The Israeli Finance Ministry reported a continued rise in the deficit, which now stands at minus 8.3% of GDP as of August, up from minus 7.6% in June, minus 6.2% in March, and minus 4.1% in December 2023.
In contrast to last year, when Israel posted a modest budget surplus of 0.3 billion shekels ($79.9 million) during the same period, this year’s numbers show a sharp decline, attributed to increased military spending.
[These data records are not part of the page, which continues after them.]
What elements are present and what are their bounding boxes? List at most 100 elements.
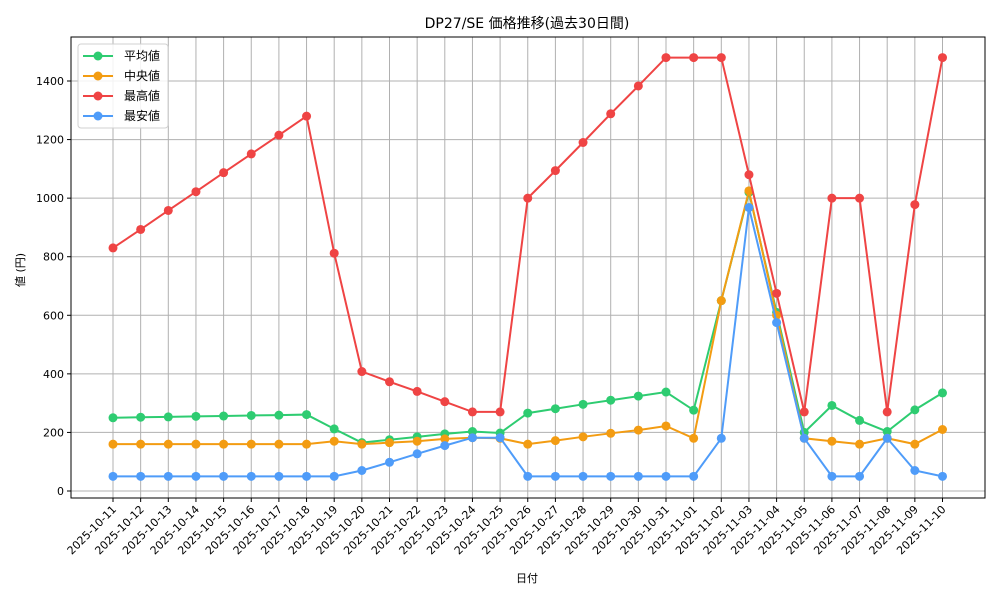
data-point-marker — [661, 421, 671, 431]
y-tick-label: 400 — [43, 368, 64, 381]
data-point-marker — [661, 53, 671, 63]
data-point-marker — [827, 193, 837, 203]
data-point-marker — [163, 412, 173, 422]
chart-title: DP27/SE 価格推移(過去30日間) — [425, 16, 630, 32]
data-point-marker — [357, 439, 367, 449]
data-point-marker — [219, 471, 229, 481]
data-point-marker — [495, 433, 505, 443]
data-point-marker — [302, 111, 312, 121]
data-point-marker — [882, 407, 892, 417]
legend-marker-icon — [93, 91, 103, 101]
y-tick-label: 1000 — [36, 192, 64, 205]
data-point-marker — [938, 425, 947, 434]
data-point-marker — [855, 193, 865, 203]
data-point-marker — [938, 53, 947, 63]
data-point-marker — [440, 397, 450, 407]
data-point-marker — [744, 203, 754, 213]
data-point-marker — [744, 170, 754, 180]
data-point-marker — [882, 433, 892, 443]
data-point-marker — [191, 471, 201, 481]
data-point-marker — [772, 318, 782, 328]
data-point-marker — [467, 433, 477, 443]
legend-label: 最安値 — [124, 108, 160, 123]
data-point-marker — [357, 367, 367, 377]
data-point-marker — [274, 439, 284, 449]
data-point-marker — [274, 471, 284, 481]
legend-label: 中央値 — [124, 68, 160, 83]
data-point-marker — [661, 387, 671, 397]
data-point-marker — [716, 433, 726, 443]
y-tick-label: 1400 — [36, 75, 64, 88]
legend-marker-icon — [93, 111, 103, 121]
data-point-marker — [772, 288, 782, 298]
data-point-marker — [689, 433, 699, 443]
data-point-marker — [578, 399, 588, 409]
y-axis: 0 200 400 600 800 1000 1200 1400 — [36, 75, 71, 498]
data-point-marker — [108, 439, 118, 449]
data-point-marker — [689, 471, 699, 481]
data-point-marker — [799, 407, 809, 417]
legend-marker-icon — [93, 51, 103, 61]
data-point-marker — [855, 471, 865, 481]
y-tick-label: 0 — [57, 485, 64, 498]
data-point-marker — [136, 224, 146, 234]
data-point-marker — [910, 200, 920, 210]
legend-item: 最安値 — [83, 108, 160, 123]
legend-box — [77, 43, 169, 129]
data-point-marker — [910, 405, 920, 415]
series-layer — [108, 53, 947, 481]
legend-marker-icon — [93, 71, 103, 81]
data-point-marker — [385, 377, 394, 387]
data-point-marker — [440, 434, 450, 444]
data-point-marker — [578, 471, 588, 481]
data-point-marker — [191, 187, 201, 197]
data-point-marker — [523, 439, 533, 449]
data-point-marker — [412, 386, 422, 396]
data-point-marker — [191, 411, 201, 421]
data-point-marker — [827, 471, 837, 481]
data-point-marker — [550, 471, 560, 481]
data-point-marker — [910, 439, 920, 449]
data-point-marker — [163, 205, 173, 215]
grid-lines — [71, 37, 985, 498]
series-0 — [108, 187, 947, 448]
data-point-marker — [108, 413, 118, 423]
series-3 — [108, 203, 947, 481]
data-point-marker — [136, 412, 146, 422]
data-point-marker — [412, 449, 422, 459]
data-point-marker — [108, 243, 118, 253]
data-point-marker — [799, 433, 809, 443]
data-point-marker — [716, 296, 726, 306]
data-point-marker — [495, 407, 505, 417]
data-point-marker — [329, 471, 339, 481]
data-point-marker — [633, 391, 643, 401]
legend-label: 平均値 — [124, 48, 160, 63]
data-point-marker — [827, 400, 837, 410]
data-point-marker — [827, 436, 837, 446]
data-point-marker — [440, 441, 450, 451]
data-point-marker — [329, 436, 339, 446]
data-point-marker — [246, 149, 256, 159]
legend-item: 中央値 — [83, 68, 160, 83]
data-point-marker — [606, 428, 616, 438]
data-point-marker — [163, 439, 173, 449]
data-point-marker — [385, 438, 394, 448]
data-point-marker — [550, 166, 560, 176]
data-point-marker — [302, 410, 312, 420]
y-tick-label: 600 — [43, 309, 64, 322]
data-point-marker — [633, 425, 643, 435]
x-axis: 2025-10-112025-10-122025-10-132025-10-14… — [65, 498, 949, 557]
data-point-marker — [467, 427, 477, 437]
series-2 — [108, 53, 947, 417]
data-point-marker — [219, 411, 229, 421]
data-point-marker — [219, 168, 229, 178]
data-point-marker — [523, 408, 533, 418]
data-point-marker — [136, 439, 146, 449]
data-point-marker — [689, 405, 699, 415]
y-axis-label: 値 (円) — [14, 253, 27, 287]
data-point-marker — [246, 410, 256, 420]
data-point-marker — [163, 471, 173, 481]
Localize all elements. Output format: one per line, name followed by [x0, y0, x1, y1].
The country’s expenditures rose by 31.8% year-on-year in the first eight months, while revenues increased by only 4%, according to data released by the Finance Ministry.
The budget deficit in August alone reached 12.1 billion shekels ($3.22 billion).
Israel’s military campaign in Gaza, which began following a Hamas attack in October 2023, has resulted in nearly 41,000 Palestinian deaths, with women and children making up a significant portion of the casualties, local health authorities reported. Critics of Prime Minister Benjamin Netanyahu’s government argue that the prolonged offensive serves his political interests, further straining the national economy and driving up the budget deficit.